The Organisation for Economic Cooperation and Development today publishes data on educational attainment and employment rates, in an interim update of its annual Education at a Glance publication.
“Across the OECD, tertiary educated adults have the best outcomes in the labour market. On average, 83 per cent of all tertiary educated adults were employed and 5.3 per cent were unemployed,” says the report, titled Education at a Glance Interim Report: Update of Employment and Educational Attainment Indicators.
The UK has made rapid progress in tertiary education participation for young people aged 25 to 34 between 2000 and 2013, the report finds.

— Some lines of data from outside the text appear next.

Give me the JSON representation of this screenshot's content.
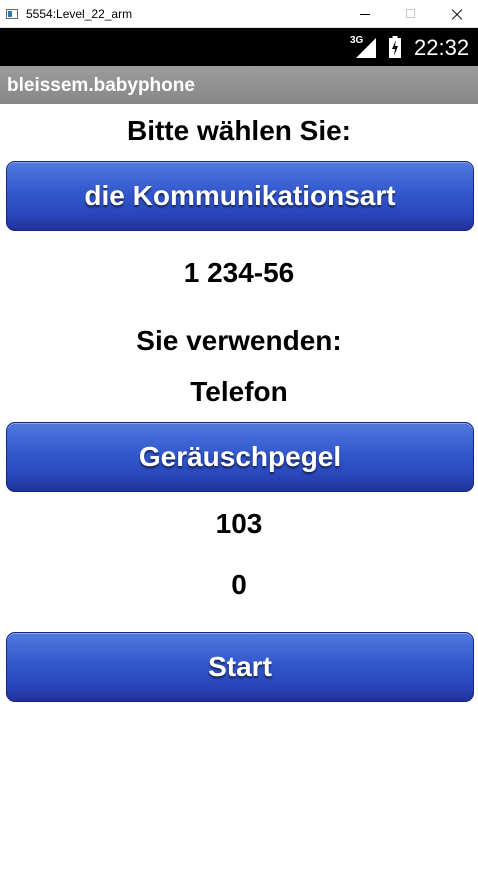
{
  "window": {
    "title": "5554:Level_22_arm"
  },
  "status_bar": {
    "network": "3G",
    "time": "22:32"
  },
  "app_bar": {
    "title": "bleissem.babyphone"
  },
  "main": {
    "prompt": "Bitte wählen Sie:",
    "communication_button": "die Kommunikationsart",
    "phone_number": "1 234-56",
    "using_label": "Sie verwenden:",
    "communication_type": "Telefon",
    "noise_button": "Geräuschpegel",
    "noise_level": "103",
    "counter": "0",
    "start_button": "Start"
  },
  "icons": {
    "app": "emulator-window-icon",
    "signal": "signal-strength-icon",
    "battery": "battery-charging-icon"
  },
  "colors": {
    "button_top": "#4f79df",
    "button_bottom": "#20329a",
    "action_bar": "#8f8f8f",
    "status_bar": "#000000"
  }
}
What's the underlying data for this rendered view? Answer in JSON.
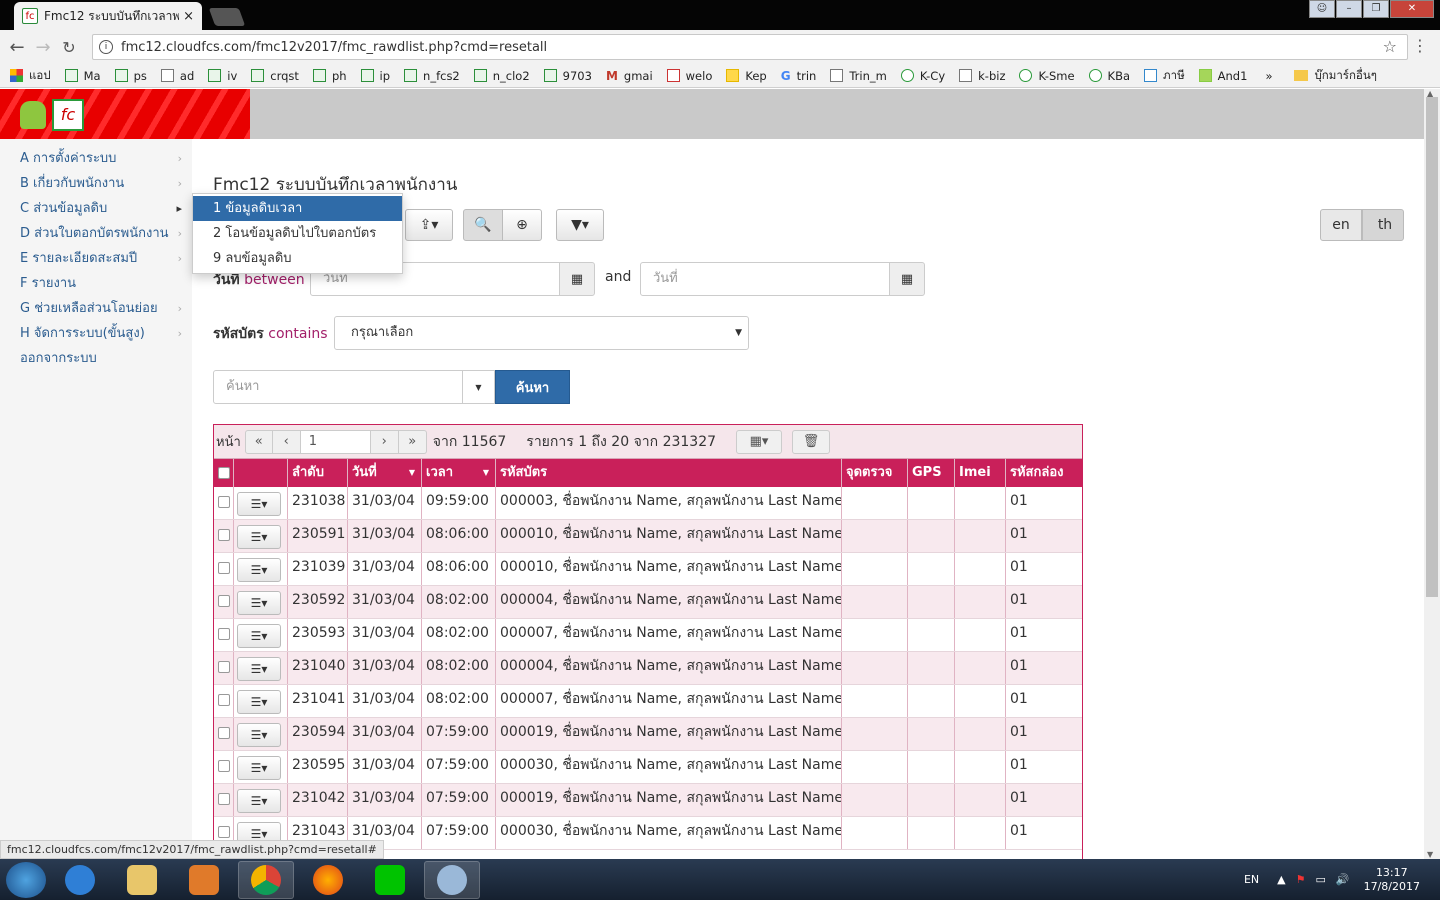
{
  "browser": {
    "tab_title": "Fmc12 ระบบบันทึกเวลาพนักงาน",
    "tab_close": "×",
    "url": "fmc12.cloudfcs.com/fmc12v2017/fmc_rawdlist.php?cmd=resetall",
    "bookmarks": [
      "แอป",
      "Ma",
      "ps",
      "ad",
      "iv",
      "crqst",
      "ph",
      "ip",
      "n_fcs2",
      "n_clo2",
      "9703",
      "gmai",
      "welo",
      "Kep",
      "trin",
      "Trin_m",
      "K-Cy",
      "k-biz",
      "K-Sme",
      "KBa",
      "ภาษี",
      "And1"
    ],
    "bookmarks_more": "»",
    "other_bookmarks": "บุ๊กมาร์กอื่นๆ",
    "status_url": "fmc12.cloudfcs.com/fmc12v2017/fmc_rawdlist.php?cmd=resetall#"
  },
  "sidebar": {
    "items": [
      {
        "label": "A การตั้งค่าระบบ",
        "caret": "›"
      },
      {
        "label": "B เกี่ยวกับพนักงาน",
        "caret": "›"
      },
      {
        "label": "C ส่วนข้อมูลดิบ",
        "caret": "▸"
      },
      {
        "label": "D ส่วนใบตอกบัตรพนักงาน",
        "caret": "›"
      },
      {
        "label": "E รายละเอียดสะสมปี",
        "caret": "›"
      },
      {
        "label": "F รายงาน",
        "caret": ""
      },
      {
        "label": "G ช่วยเหลือส่วนโอนย่อย",
        "caret": "›"
      },
      {
        "label": "H จัดการระบบ(ขั้นสูง)",
        "caret": "›"
      },
      {
        "label": "ออกจากระบบ",
        "caret": ""
      }
    ]
  },
  "submenu": {
    "items": [
      "1 ข้อมูลดิบเวลา",
      "2 โอนข้อมูลดิบไปใบตอกบัตร",
      "9 ลบข้อมูลดิบ"
    ]
  },
  "main": {
    "title": "Fmc12 ระบบบันทึกเวลาพนักงาน",
    "lang_en": "en",
    "lang_th": "th",
    "date_label": "วันที่",
    "date_op": "between",
    "date_from_placeholder": "วันที่",
    "and_label": "and",
    "date_to_placeholder": "วันที่",
    "card_label": "รหัสบัตร",
    "card_op": "contains",
    "card_select": "กรุณาเลือก",
    "search_placeholder": "ค้นหา",
    "search_button": "ค้นหา"
  },
  "pager": {
    "page_label": "หน้า",
    "page_value": "1",
    "of_pages": "จาก 11567",
    "records": "รายการ 1 ถึง 20 จาก 231327"
  },
  "table": {
    "columns": [
      "ลำดับ",
      "วันที่",
      "เวลา",
      "รหัสบัตร",
      "จุดตรวจ",
      "GPS",
      "Imei",
      "รหัสกล่อง"
    ],
    "rows": [
      {
        "id": "231038",
        "date": "31/03/04",
        "time": "09:59:00",
        "card": "000003, ชื่อพนักงาน Name, สกุลพนักงาน Last Name",
        "box": "01"
      },
      {
        "id": "230591",
        "date": "31/03/04",
        "time": "08:06:00",
        "card": "000010, ชื่อพนักงาน Name, สกุลพนักงาน Last Name",
        "box": "01"
      },
      {
        "id": "231039",
        "date": "31/03/04",
        "time": "08:06:00",
        "card": "000010, ชื่อพนักงาน Name, สกุลพนักงาน Last Name",
        "box": "01"
      },
      {
        "id": "230592",
        "date": "31/03/04",
        "time": "08:02:00",
        "card": "000004, ชื่อพนักงาน Name, สกุลพนักงาน Last Name",
        "box": "01"
      },
      {
        "id": "230593",
        "date": "31/03/04",
        "time": "08:02:00",
        "card": "000007, ชื่อพนักงาน Name, สกุลพนักงาน Last Name",
        "box": "01"
      },
      {
        "id": "231040",
        "date": "31/03/04",
        "time": "08:02:00",
        "card": "000004, ชื่อพนักงาน Name, สกุลพนักงาน Last Name",
        "box": "01"
      },
      {
        "id": "231041",
        "date": "31/03/04",
        "time": "08:02:00",
        "card": "000007, ชื่อพนักงาน Name, สกุลพนักงาน Last Name",
        "box": "01"
      },
      {
        "id": "230594",
        "date": "31/03/04",
        "time": "07:59:00",
        "card": "000019, ชื่อพนักงาน Name, สกุลพนักงาน Last Name",
        "box": "01"
      },
      {
        "id": "230595",
        "date": "31/03/04",
        "time": "07:59:00",
        "card": "000030, ชื่อพนักงาน Name, สกุลพนักงาน Last Name",
        "box": "01"
      },
      {
        "id": "231042",
        "date": "31/03/04",
        "time": "07:59:00",
        "card": "000019, ชื่อพนักงาน Name, สกุลพนักงาน Last Name",
        "box": "01"
      },
      {
        "id": "231043",
        "date": "31/03/04",
        "time": "07:59:00",
        "card": "000030, ชื่อพนักงาน Name, สกุลพนักงาน Last Name",
        "box": "01"
      }
    ]
  },
  "taskbar": {
    "lang": "EN",
    "time": "13:17",
    "date": "17/8/2017"
  },
  "colors": {
    "brand_red": "#e80000",
    "grid_header": "#c9205a",
    "primary_button": "#2f6ba8"
  }
}
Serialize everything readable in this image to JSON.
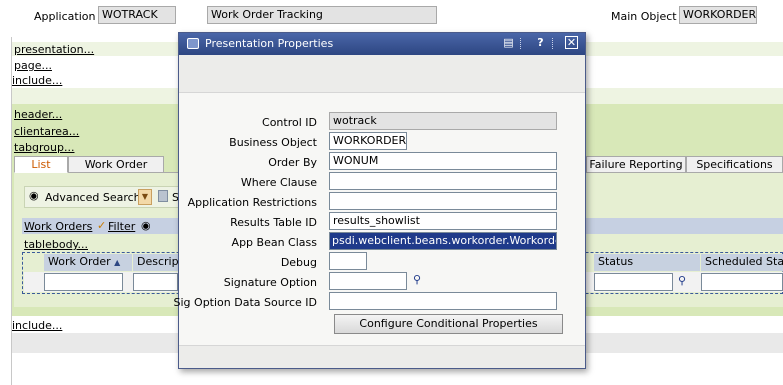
{
  "header": {
    "application_label": "Application",
    "application_value": "WOTRACK",
    "description_value": "Work Order Tracking",
    "main_object_label": "Main Object",
    "main_object_value": "WORKORDER"
  },
  "tree": {
    "presentation": "presentation...",
    "page": "page...",
    "include_top": "include...",
    "header": "header...",
    "clientarea": "clientarea...",
    "tabgroup": "tabgroup...",
    "tablebody": "tablebody...",
    "include_bottom": "include..."
  },
  "tabs": [
    "List",
    "Work Order",
    "Failure Reporting",
    "Specifications"
  ],
  "toolbar": {
    "advanced_search": "Advanced Search",
    "save_partial": "S"
  },
  "table": {
    "title": "Work Orders",
    "filter": "Filter",
    "columns": [
      "Work Order",
      "Descripti",
      "Status",
      "Scheduled Start"
    ]
  },
  "dialog": {
    "title": "Presentation Properties",
    "fields": [
      {
        "label": "Control ID",
        "value": "wotrack"
      },
      {
        "label": "Business Object",
        "value": "WORKORDER"
      },
      {
        "label": "Order By",
        "value": "WONUM"
      },
      {
        "label": "Where Clause",
        "value": ""
      },
      {
        "label": "Application Restrictions",
        "value": ""
      },
      {
        "label": "Results Table ID",
        "value": "results_showlist"
      },
      {
        "label": "App Bean Class",
        "value": "psdi.webclient.beans.workorder.WorkorderAp"
      },
      {
        "label": "Debug",
        "value": ""
      },
      {
        "label": "Signature Option",
        "value": ""
      },
      {
        "label": "Sig Option Data Source ID",
        "value": ""
      }
    ],
    "configure_button": "Configure Conditional Properties"
  },
  "colors": {
    "title_bar": "#2d4682",
    "green_band": "#d8e8b8",
    "active_tab_text": "#cc5a00",
    "selection": "#1f3a8a"
  }
}
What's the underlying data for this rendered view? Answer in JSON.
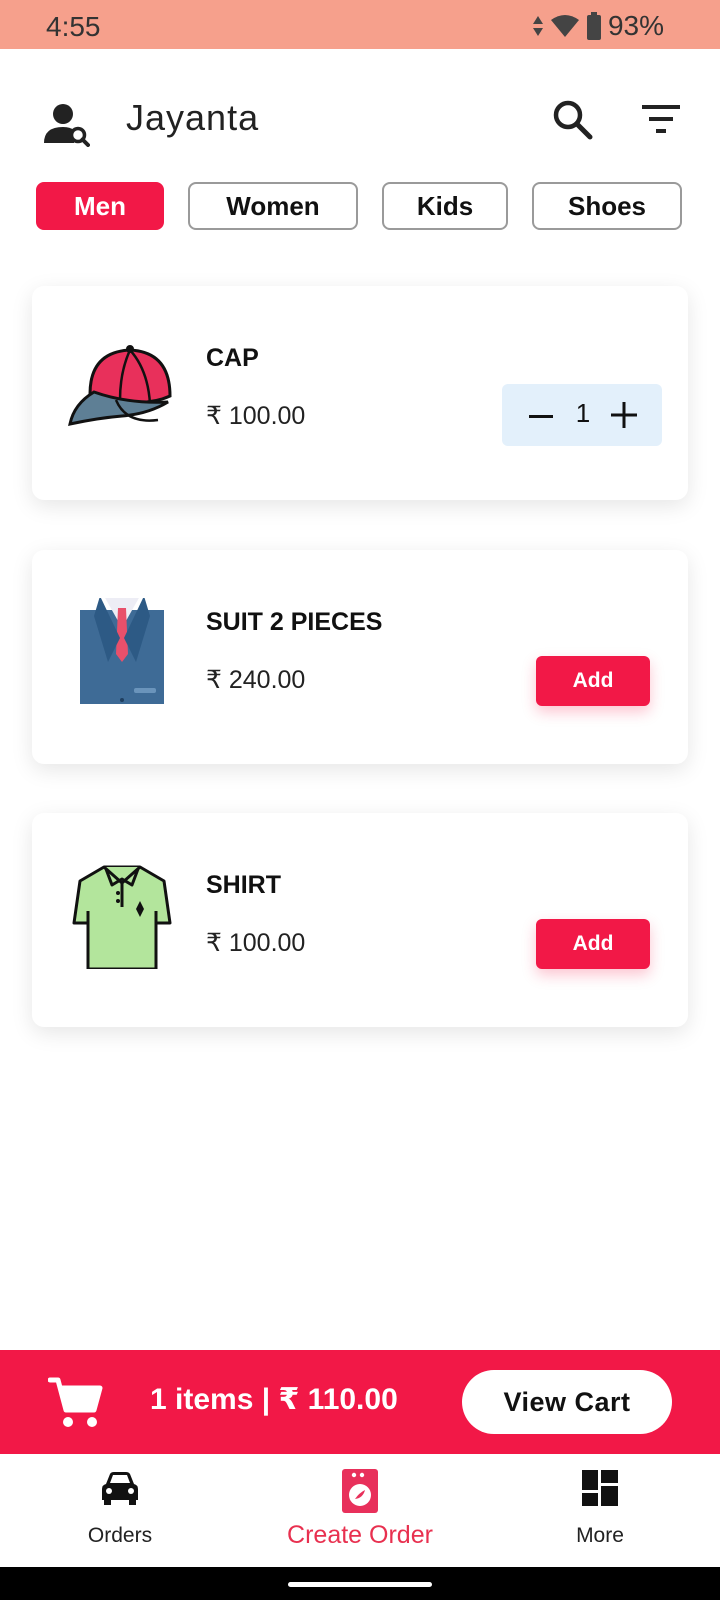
{
  "status_bar": {
    "time": "4:55",
    "battery": "93%"
  },
  "header": {
    "title": "Jayanta"
  },
  "tabs": [
    {
      "label": "Men",
      "active": true
    },
    {
      "label": "Women",
      "active": false
    },
    {
      "label": "Kids",
      "active": false
    },
    {
      "label": "Shoes",
      "active": false
    }
  ],
  "products": [
    {
      "name": "CAP",
      "price": "₹ 100.00",
      "quantity": "1",
      "in_cart": true,
      "icon": "cap-icon"
    },
    {
      "name": "SUIT 2 PIECES",
      "price": "₹ 240.00",
      "add_label": "Add",
      "in_cart": false,
      "icon": "suit-icon"
    },
    {
      "name": "SHIRT",
      "price": "₹ 100.00",
      "add_label": "Add",
      "in_cart": false,
      "icon": "shirt-icon"
    }
  ],
  "cart_bar": {
    "summary": "1 items | ₹ 110.00",
    "button_label": "View Cart"
  },
  "bottom_nav": [
    {
      "label": "Orders",
      "icon": "car-icon",
      "active": false
    },
    {
      "label": "Create Order",
      "icon": "washing-machine-icon",
      "active": true
    },
    {
      "label": "More",
      "icon": "dashboard-icon",
      "active": false
    }
  ],
  "colors": {
    "accent": "#F21847",
    "status_bar": "#F6A08C",
    "stepper_bg": "#E3F0FB"
  }
}
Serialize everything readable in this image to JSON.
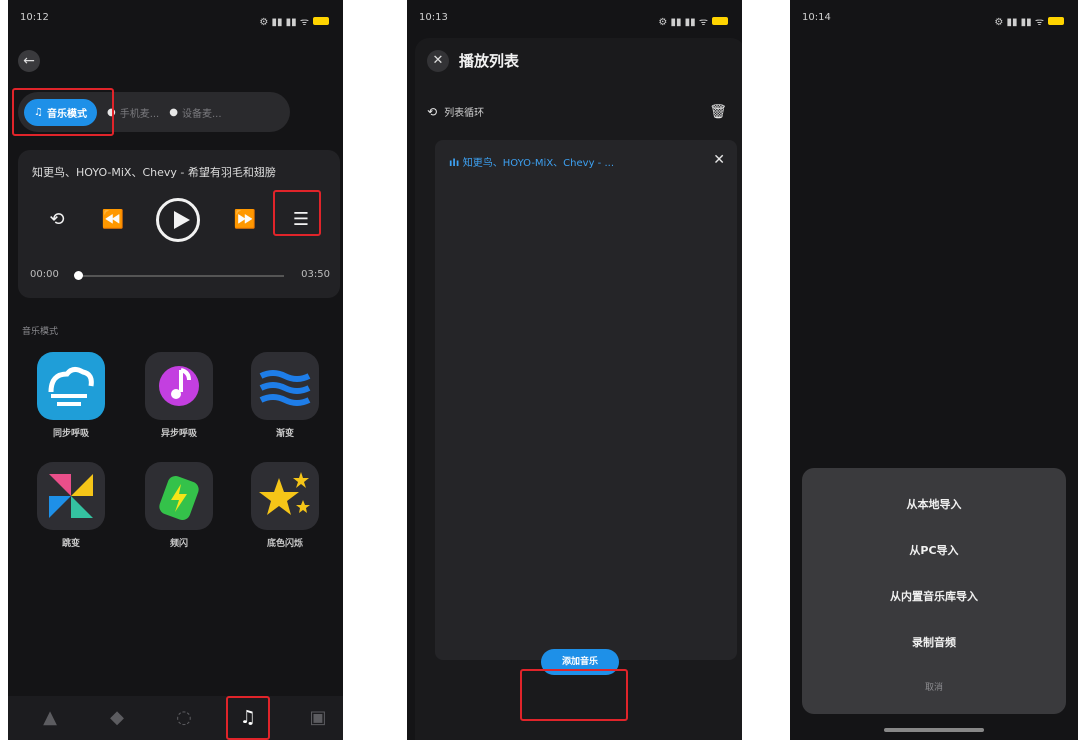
{
  "phone1": {
    "status": {
      "time": "10:12",
      "dots": "• ···",
      "signal": "⚙ ▮▮ ▮▮ ᯤ"
    },
    "back_icon": "←",
    "modes": [
      {
        "label": "音乐模式",
        "icon": "music-note-icon",
        "active": true
      },
      {
        "label": "手机麦...",
        "icon": "mic-icon",
        "active": false
      },
      {
        "label": "设备麦...",
        "icon": "mic-icon",
        "active": false
      }
    ],
    "song_title": "知更鸟、HOYO-MiX、Chevy - 希望有羽毛和翅膀",
    "time_current": "00:00",
    "time_total": "03:50",
    "progress": 0.0,
    "section_label": "音乐模式",
    "effects": [
      {
        "label": "同步呼吸",
        "icon": "wind-icon",
        "color": "#2ea8e0"
      },
      {
        "label": "异步呼吸",
        "icon": "music-note-icon",
        "color": "#c33fe0"
      },
      {
        "label": "渐变",
        "icon": "waves-icon",
        "color": "#1e7de8"
      },
      {
        "label": "跳变",
        "icon": "pinwheel-icon",
        "color": "#e94f8a"
      },
      {
        "label": "频闪",
        "icon": "battery-bolt-icon",
        "color": "#34c24a"
      },
      {
        "label": "底色闪烁",
        "icon": "stars-icon",
        "color": "#f5c518"
      }
    ]
  },
  "phone2": {
    "status": {
      "time": "10:13",
      "dots": "• ···",
      "signal": "⚙ ▮▮ ▮▮ ᯤ"
    },
    "close_icon": "✕",
    "title": "播放列表",
    "loop_label": "列表循环",
    "list_items": [
      {
        "title": "知更鸟、HOYO-MiX、Chevy - ..."
      }
    ],
    "item_close": "✕",
    "add_button": "添加音乐"
  },
  "phone3": {
    "status": {
      "time": "10:14",
      "dots": "• ···",
      "signal": "⚙ ▮▮ ▮▮ ᯤ"
    },
    "options": [
      "从本地导入",
      "从PC导入",
      "从内置音乐库导入",
      "录制音频"
    ],
    "cancel": "取消"
  }
}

The UK was ranked 16th out of 33 nations in 2000, with around 29 per cent of young people having tertiary education, but by 2013 had risen to fifth, with about 48 per cent of young people having tertiary education.
“In Australia, Estonia, Ireland, Israel, Latvia, Luxembourg, Norway, Poland, Sweden and the United Kingdom, at least one in two young women (25-34-year-olds) has a tertiary education, and in Canada, Japan, Korea and the Russian Federation more than 60 per cent have a tertiary education,” the OECD says.
Only South Korea, Japan, Canada and the Republic of Ireland have higher tertiary participation than the UK among OECD nations.
The OECD gives the UK an employment rate of 85 per cent for adults with tertiary education, putting it 16th on that score.
More generally, the report finds that “higher education opportunities have expanded across OECD education systems in recent years. More and more individuals have completed higher levels of education. The human capital stock in OECD countries has constantly been growing since 2000 and has reached new peaks every year.”
But it adds that “unemployment rates can still be quite high among younger adults with a tertiary qualification in some countries such as Greece (33.1 per cent), Italy (16.0 per cent), Portugal (18.4 per cent), Slovenia (10.8 per cent), Spain (20.8 per cent) and Turkey (11.1 per cent)”.